Pat Hoberg, the best balls-and-strikes umpire in Major League Baseball, is no longer an umpire in Major League Baseball.

The league fired him after a lengthy appeals process dating back to last May for "sharing" legal sports betting accounts with a friend who bet on baseball. MLB says that it did not find any evidence that Hoberg himself bet on baseball, and Hoberg himself denies ever doing so, but as the saying goes, the coverup might've been worse than the crime. Rob Manfred pointed to Hoberg's deletion of messages creating "at minimum the appearance of impropriety that warrants the most severe discipline."

Jesse Rogers provided a detailed summary of MLB's findings, and to answer the first question I had when reading about the arrangement that led to Hoberg's downfall, Hoberg shared an account because it was opened in Iowa when sports betting became legal there, and bets could only be made on a physical device located in Iowa, where Hoberg's friend resides. That doesn't excuse a pretty stunning lack of judgment for an MLB umpire, nor does Hoberg's excuse for deleting the messages offer much encouragement ("He was embarrassed by the frequency and volume of his legal non-baseball betting activity," Rogers wrote).

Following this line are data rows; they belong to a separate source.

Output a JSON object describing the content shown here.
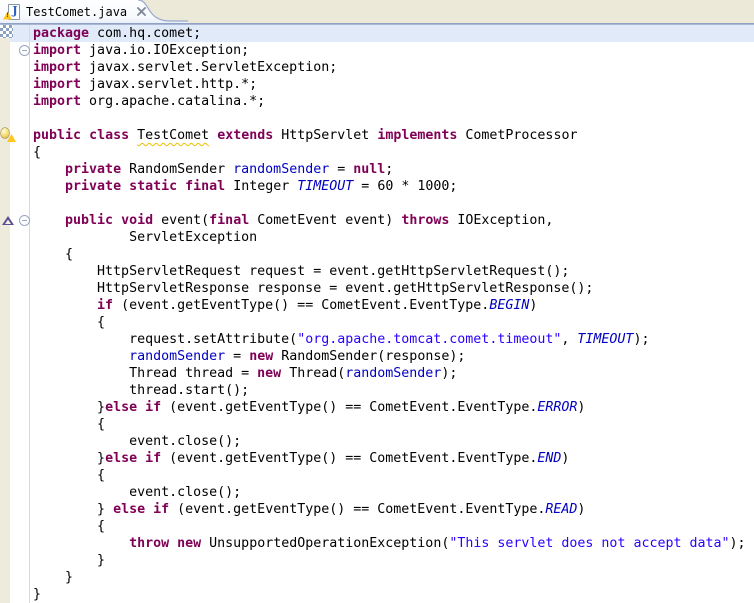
{
  "tab": {
    "title": "TestComet.java",
    "icon": "java-file-warning-icon",
    "close_icon": "close-icon"
  },
  "colors": {
    "tabbar_bg": "#ECE9D8",
    "divider_top": "#8596BE",
    "current_line_highlight": "#E0EAF8",
    "annotation_ruler_bg": "#EEEBDC",
    "keyword": "#7F0055",
    "string": "#2A00FF",
    "field": "#0000C0",
    "warning_underline": "#EDC000"
  },
  "editor": {
    "language": "java",
    "current_line": 1,
    "lines": [
      {
        "tokens": [
          [
            "k",
            "package"
          ],
          [
            "p",
            " com.hq.comet;"
          ]
        ]
      },
      {
        "tokens": [
          [
            "k",
            "import"
          ],
          [
            "p",
            " java.io.IOException;"
          ]
        ],
        "markers": [
          "fold"
        ]
      },
      {
        "tokens": [
          [
            "k",
            "import"
          ],
          [
            "p",
            " javax.servlet.ServletException;"
          ]
        ]
      },
      {
        "tokens": [
          [
            "k",
            "import"
          ],
          [
            "p",
            " javax.servlet.http.*;"
          ]
        ]
      },
      {
        "tokens": [
          [
            "k",
            "import"
          ],
          [
            "p",
            " org.apache.catalina.*;"
          ]
        ]
      },
      {
        "tokens": []
      },
      {
        "tokens": [
          [
            "k",
            "public"
          ],
          [
            "p",
            " "
          ],
          [
            "k",
            "class"
          ],
          [
            "p",
            " "
          ],
          [
            "w",
            "TestComet"
          ],
          [
            "p",
            " "
          ],
          [
            "k",
            "extends"
          ],
          [
            "p",
            " HttpServlet "
          ],
          [
            "k",
            "implements"
          ],
          [
            "p",
            " CometProcessor"
          ]
        ],
        "markers": [
          "warning"
        ]
      },
      {
        "tokens": [
          [
            "p",
            "{"
          ]
        ]
      },
      {
        "tokens": [
          [
            "p",
            "    "
          ],
          [
            "k",
            "private"
          ],
          [
            "p",
            " RandomSender "
          ],
          [
            "f",
            "randomSender"
          ],
          [
            "p",
            " = "
          ],
          [
            "k",
            "null"
          ],
          [
            "p",
            ";"
          ]
        ]
      },
      {
        "tokens": [
          [
            "p",
            "    "
          ],
          [
            "k",
            "private"
          ],
          [
            "p",
            " "
          ],
          [
            "k",
            "static"
          ],
          [
            "p",
            " "
          ],
          [
            "k",
            "final"
          ],
          [
            "p",
            " Integer "
          ],
          [
            "sf",
            "TIMEOUT"
          ],
          [
            "p",
            " = 60 * 1000;"
          ]
        ]
      },
      {
        "tokens": []
      },
      {
        "tokens": [
          [
            "p",
            "    "
          ],
          [
            "k",
            "public"
          ],
          [
            "p",
            " "
          ],
          [
            "k",
            "void"
          ],
          [
            "p",
            " event("
          ],
          [
            "k",
            "final"
          ],
          [
            "p",
            " CometEvent event) "
          ],
          [
            "k",
            "throws"
          ],
          [
            "p",
            " IOException,"
          ]
        ],
        "markers": [
          "override",
          "fold"
        ]
      },
      {
        "tokens": [
          [
            "p",
            "            ServletException"
          ]
        ]
      },
      {
        "tokens": [
          [
            "p",
            "    {"
          ]
        ]
      },
      {
        "tokens": [
          [
            "p",
            "        HttpServletRequest request = event.getHttpServletRequest();"
          ]
        ]
      },
      {
        "tokens": [
          [
            "p",
            "        HttpServletResponse response = event.getHttpServletResponse();"
          ]
        ]
      },
      {
        "tokens": [
          [
            "p",
            "        "
          ],
          [
            "k",
            "if"
          ],
          [
            "p",
            " (event.getEventType() == CometEvent.EventType."
          ],
          [
            "sf",
            "BEGIN"
          ],
          [
            "p",
            ")"
          ]
        ]
      },
      {
        "tokens": [
          [
            "p",
            "        {"
          ]
        ]
      },
      {
        "tokens": [
          [
            "p",
            "            request.setAttribute("
          ],
          [
            "s",
            "\"org.apache.tomcat.comet.timeout\""
          ],
          [
            "p",
            ", "
          ],
          [
            "sf",
            "TIMEOUT"
          ],
          [
            "p",
            ");"
          ]
        ]
      },
      {
        "tokens": [
          [
            "p",
            "            "
          ],
          [
            "f",
            "randomSender"
          ],
          [
            "p",
            " = "
          ],
          [
            "k",
            "new"
          ],
          [
            "p",
            " RandomSender(response);"
          ]
        ]
      },
      {
        "tokens": [
          [
            "p",
            "            Thread thread = "
          ],
          [
            "k",
            "new"
          ],
          [
            "p",
            " Thread("
          ],
          [
            "f",
            "randomSender"
          ],
          [
            "p",
            ");"
          ]
        ]
      },
      {
        "tokens": [
          [
            "p",
            "            thread.start();"
          ]
        ]
      },
      {
        "tokens": [
          [
            "p",
            "        }"
          ],
          [
            "k",
            "else"
          ],
          [
            "p",
            " "
          ],
          [
            "k",
            "if"
          ],
          [
            "p",
            " (event.getEventType() == CometEvent.EventType."
          ],
          [
            "sf",
            "ERROR"
          ],
          [
            "p",
            ")"
          ]
        ]
      },
      {
        "tokens": [
          [
            "p",
            "        {"
          ]
        ]
      },
      {
        "tokens": [
          [
            "p",
            "            event.close();"
          ]
        ]
      },
      {
        "tokens": [
          [
            "p",
            "        }"
          ],
          [
            "k",
            "else"
          ],
          [
            "p",
            " "
          ],
          [
            "k",
            "if"
          ],
          [
            "p",
            " (event.getEventType() == CometEvent.EventType."
          ],
          [
            "sf",
            "END"
          ],
          [
            "p",
            ")"
          ]
        ]
      },
      {
        "tokens": [
          [
            "p",
            "        {"
          ]
        ]
      },
      {
        "tokens": [
          [
            "p",
            "            event.close();"
          ]
        ]
      },
      {
        "tokens": [
          [
            "p",
            "        } "
          ],
          [
            "k",
            "else"
          ],
          [
            "p",
            " "
          ],
          [
            "k",
            "if"
          ],
          [
            "p",
            " (event.getEventType() == CometEvent.EventType."
          ],
          [
            "sf",
            "READ"
          ],
          [
            "p",
            ")"
          ]
        ]
      },
      {
        "tokens": [
          [
            "p",
            "        {"
          ]
        ]
      },
      {
        "tokens": [
          [
            "p",
            "            "
          ],
          [
            "k",
            "throw"
          ],
          [
            "p",
            " "
          ],
          [
            "k",
            "new"
          ],
          [
            "p",
            " UnsupportedOperationException("
          ],
          [
            "s",
            "\"This servlet does not accept data\""
          ],
          [
            "p",
            ");"
          ]
        ]
      },
      {
        "tokens": [
          [
            "p",
            "        }"
          ]
        ]
      },
      {
        "tokens": [
          [
            "p",
            "    }"
          ]
        ]
      },
      {
        "tokens": [
          [
            "p",
            "}"
          ]
        ]
      }
    ]
  }
}
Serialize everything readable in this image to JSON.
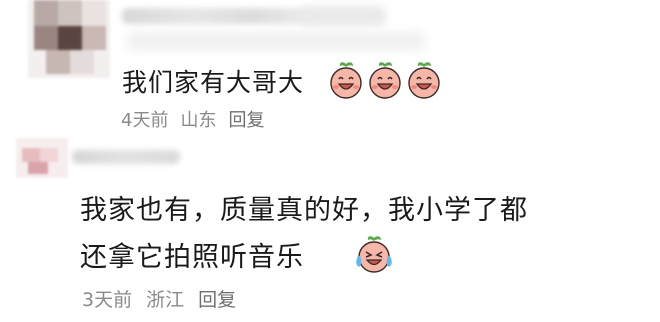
{
  "comments": [
    {
      "text": "我们家有大哥大",
      "emoji_icons": [
        "peach-face-laughing-icon",
        "peach-face-laughing-icon",
        "peach-face-laughing-icon"
      ],
      "time": "4天前",
      "location": "山东",
      "reply_label": "回复"
    },
    {
      "text_line1": "我家也有，质量真的好，我小学了都",
      "text_line2": "还拿它拍照听音乐",
      "emoji_icons": [
        "peach-face-tears-of-joy-icon"
      ],
      "time": "3天前",
      "location": "浙江",
      "reply_label": "回复"
    }
  ],
  "colors": {
    "background": "#ffffff",
    "text": "#1a1a1a",
    "meta": "#8a8a8a",
    "emoji_peach": "#f6b6a8",
    "emoji_leaf": "#5aa84a"
  }
}
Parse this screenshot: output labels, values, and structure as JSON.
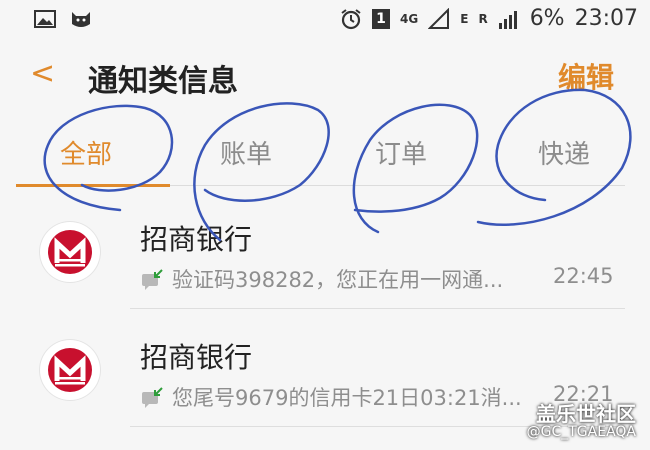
{
  "statusbar": {
    "sim_badge": "1",
    "network": "4G",
    "e_label": "E",
    "r_label": "R",
    "battery": "6%",
    "time": "23:07",
    "left_icons": [
      "image-icon",
      "cat-icon"
    ],
    "right_icons": [
      "alarm-icon",
      "signal-icon",
      "signal-icon-2"
    ]
  },
  "header": {
    "back_glyph": "<",
    "title": "通知类信息",
    "edit_label": "编辑"
  },
  "tabs": [
    {
      "label": "全部",
      "active": true
    },
    {
      "label": "账单",
      "active": false
    },
    {
      "label": "订单",
      "active": false
    },
    {
      "label": "快递",
      "active": false
    }
  ],
  "messages": [
    {
      "sender": "招商银行",
      "snippet": "验证码398282，您正在用一网通...",
      "time": "22:45"
    },
    {
      "sender": "招商银行",
      "snippet": "您尾号9679的信用卡21日03:21消...",
      "time": "22:21"
    }
  ],
  "watermark": {
    "line1": "盖乐世社区",
    "line2": "@GC_TGAEAQA"
  },
  "colors": {
    "accent": "#e08a2c",
    "scribble": "#3a56b8",
    "logo_red": "#c8102e"
  }
}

Hoberg can apply for reinstatement at the start of spring training 2026, and his status will be worth watching. In one sense, there isn't a fairer arbiter of the game. Ump Scorecards frequently graded Hoberg's work as the league best, including a perfect 129-for-129 performance in Game 2 of the 2022 World Series.

https://twitter.com/UmpScorecards/status/1586735374985854976

In another sense, the league has non-negligible reasons to think he could be compromised at some point. If nothing else, it's acutely ironic that somebody who was renowned for impeccable judgment of small, fast-moving objects was undone by poor judgment of a situation that unfolded over years.